🤖 AI Summary
To address plasticity degradation—i.e., loss of network adaptability due to parameter rigidity—in continual learning of neural networks, this paper proposes Activation Interval Dropout (AID), the first dropout variant operating at the pre-activation interval level. AID dynamically assigns dropout probabilities based on the position of activation intervals, requiring no additional parameters or task-specific tuning. Theoretically, we prove that AID induces quasi-deep-linear behavior in neural networks, mechanistically mitigating plasticity decay. Empirically, AID improves average accuracy by 3.2–5.7% across continual learning benchmarks (CIFAR-10/100, TinyImageNet). In reinforcement learning settings (Arcade Learning Environment), it significantly enhances performance on 12 out of 16 tasks, effectively alleviating catastrophic forgetting.
📝 Abstract
Plasticity loss, a critical challenge in neural network training, limits a model's ability to adapt to new tasks or shifts in data distribution. This paper introduces AID (Activation by Interval-wise Dropout), a novel method inspired by Dropout, designed to address plasticity loss. Unlike Dropout, AID generates subnetworks by applying Dropout with different probabilities on each preactivation interval.
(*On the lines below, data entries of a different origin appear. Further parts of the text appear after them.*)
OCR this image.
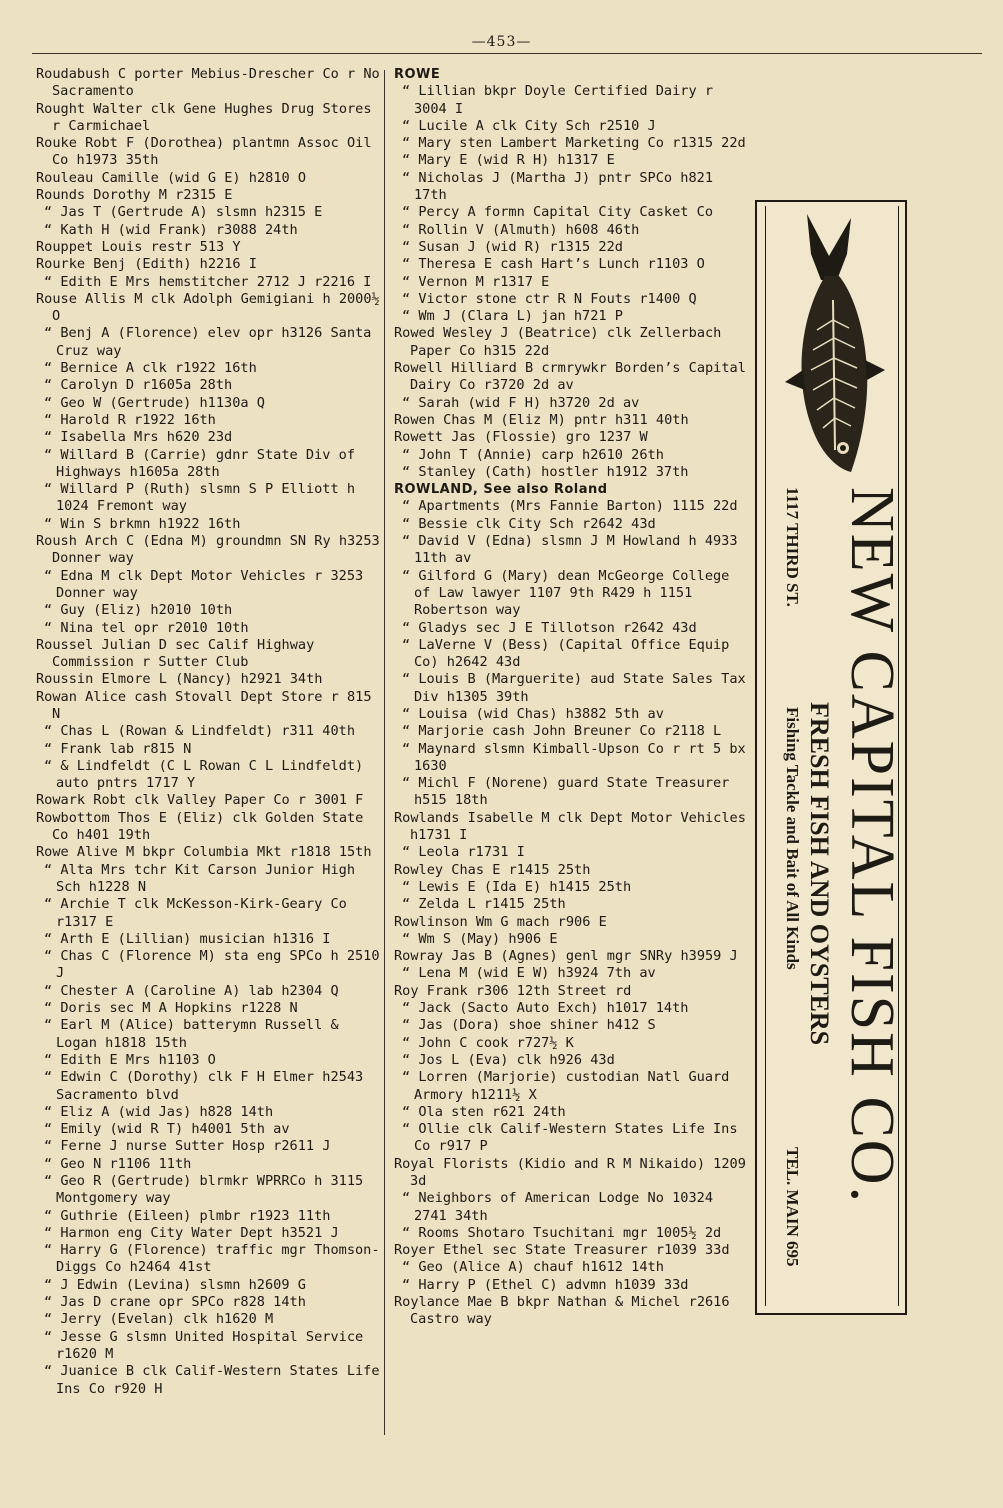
—453—
Roudabush C porter Mebius-Drescher Co r No Sacramento
Rought Walter clk Gene Hughes Drug Stores r Carmichael
Rouke Robt F (Dorothea) plantmn Assoc Oil Co h1973 35th
Rouleau Camille (wid G E) h2810 O
Rounds Dorothy M r2315 E
“ Jas T (Gertrude A) slsmn h2315 E
“ Kath H (wid Frank) r3088 24th
Rouppet Louis restr 513 Y
Rourke Benj (Edith) h2216 I
“ Edith E Mrs hemstitcher 2712 J r2216 I
Rouse Allis M clk Adolph Gemigiani h 2000½ O
“ Benj A (Florence) elev opr h3126 Santa Cruz way
“ Bernice A clk r1922 16th
“ Carolyn D r1605a 28th
“ Geo W (Gertrude) h1130a Q
“ Harold R r1922 16th
“ Isabella Mrs h620 23d
“ Willard B (Carrie) gdnr State Div of Highways h1605a 28th
“ Willard P (Ruth) slsmn S P Elliott h 1024 Fremont way
“ Win S brkmn h1922 16th
Roush Arch C (Edna M) groundmn SN Ry h3253 Donner way
“ Edna M clk Dept Motor Vehicles r 3253 Donner way
“ Guy (Eliz) h2010 10th
“ Nina tel opr r2010 10th
Roussel Julian D sec Calif Highway Commission r Sutter Club
Roussin Elmore L (Nancy) h2921 34th
Rowan Alice cash Stovall Dept Store r 815 N
“ Chas L (Rowan & Lindfeldt) r311 40th
“ Frank lab r815 N
“ & Lindfeldt (C L Rowan C L Lindfeldt) auto pntrs 1717 Y
Rowark Robt clk Valley Paper Co r 3001 F
Rowbottom Thos E (Eliz) clk Golden State Co h401 19th
Rowe Alive M bkpr Columbia Mkt r1818 15th
“ Alta Mrs tchr Kit Carson Junior High Sch h1228 N
“ Archie T clk McKesson-Kirk-Geary Co r1317 E
“ Arth E (Lillian) musician h1316 I
“ Chas C (Florence M) sta eng SPCo h 2510 J
“ Chester A (Caroline A) lab h2304 Q
“ Doris sec M A Hopkins r1228 N
“ Earl M (Alice) batterymn Russell & Logan h1818 15th
“ Edith E Mrs h1103 O
“ Edwin C (Dorothy) clk F H Elmer h2543 Sacramento blvd
“ Eliz A (wid Jas) h828 14th
“ Emily (wid R T) h4001 5th av
“ Ferne J nurse Sutter Hosp r2611 J
“ Geo N r1106 11th
“ Geo R (Gertrude) blrmkr WPRRCo h 3115 Montgomery way
“ Guthrie (Eileen) plmbr r1923 11th
“ Harmon eng City Water Dept h3521 J
“ Harry G (Florence) traffic mgr Thomson-Diggs Co h2464 41st
“ J Edwin (Levina) slsmn h2609 G
“ Jas D crane opr SPCo r828 14th
“ Jerry (Evelan) clk h1620 M
“ Jesse G slsmn United Hospital Service r1620 M
“ Juanice B clk Calif-Western States Life Ins Co r920 H
ROWE
“ Lillian bkpr Doyle Certified Dairy r 3004 I
“ Lucile A clk City Sch r2510 J
“ Mary sten Lambert Marketing Co r1315 22d
“ Mary E (wid R H) h1317 E
“ Nicholas J (Martha J) pntr SPCo h821 17th
“ Percy A formn Capital City Casket Co
“ Rollin V (Almuth) h608 46th
“ Susan J (wid R) r1315 22d
“ Theresa E cash Hart’s Lunch r1103 O
“ Vernon M r1317 E
“ Victor stone ctr R N Fouts r1400 Q
“ Wm J (Clara L) jan h721 P
Rowed Wesley J (Beatrice) clk Zellerbach Paper Co h315 22d
Rowell Hilliard B crmrywkr Borden’s Capital Dairy Co r3720 2d av
“ Sarah (wid F H) h3720 2d av
Rowen Chas M (Eliz M) pntr h311 40th
Rowett Jas (Flossie) gro 1237 W
“ John T (Annie) carp h2610 26th
“ Stanley (Cath) hostler h1912 37th
ROWLAND, See also Roland
“ Apartments (Mrs Fannie Barton) 1115 22d
“ Bessie clk City Sch r2642 43d
“ David V (Edna) slsmn J M Howland h 4933 11th av
“ Gilford G (Mary) dean McGeorge College of Law lawyer 1107 9th R429 h 1151 Robertson way
“ Gladys sec J E Tillotson r2642 43d
“ LaVerne V (Bess) (Capital Office Equip Co) h2642 43d
“ Louis B (Marguerite) aud State Sales Tax Div h1305 39th
“ Louisa (wid Chas) h3882 5th av
“ Marjorie cash John Breuner Co r2118 L
“ Maynard slsmn Kimball-Upson Co r rt 5 bx 1630
“ Michl F (Norene) guard State Treasurer h515 18th
Rowlands Isabelle M clk Dept Motor Vehicles h1731 I
“ Leola r1731 I
Rowley Chas E r1415 25th
“ Lewis E (Ida E) h1415 25th
“ Zelda L r1415 25th
Rowlinson Wm G mach r906 E
“ Wm S (May) h906 E
Rowray Jas B (Agnes) genl mgr SNRy h3959 J
“ Lena M (wid E W) h3924 7th av
Roy Frank r306 12th Street rd
“ Jack (Sacto Auto Exch) h1017 14th
“ Jas (Dora) shoe shiner h412 S
“ John C cook r727½ K
“ Jos L (Eva) clk h926 43d
“ Lorren (Marjorie) custodian Natl Guard Armory h1211½ X
“ Ola sten r621 24th
“ Ollie clk Calif-Western States Life Ins Co r917 P
Royal Florists (Kidio and R M Nikaido) 1209 3d
“ Neighbors of American Lodge No 10324 2741 34th
“ Rooms Shotaro Tsuchitani mgr 1005½ 2d
Royer Ethel sec State Treasurer r1039 33d
“ Geo (Alice A) chauf h1612 14th
“ Harry P (Ethel C) advmn h1039 33d
Roylance Mae B bkpr Nathan & Michel r2616 Castro way
NEW CAPITAL FISH CO.
FRESH FISH AND OYSTERS
1117 THIRD ST.
Fishing Tackle and Bait of All Kinds
TEL. MAIN 695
Theoretical analysis reveals that AID regularizes the network, promoting behavior analogous to that of deep linear networks, which do not suffer from plasticity loss. We validate the effectiveness of AID in maintaining plasticity across various benchmarks, including continual learning tasks on standard image classification datasets such as CIFAR10, CIFAR100, and TinyImageNet. Furthermore, we show that AID enhances reinforcement learning performance in the Arcade Learning Environment benchmark.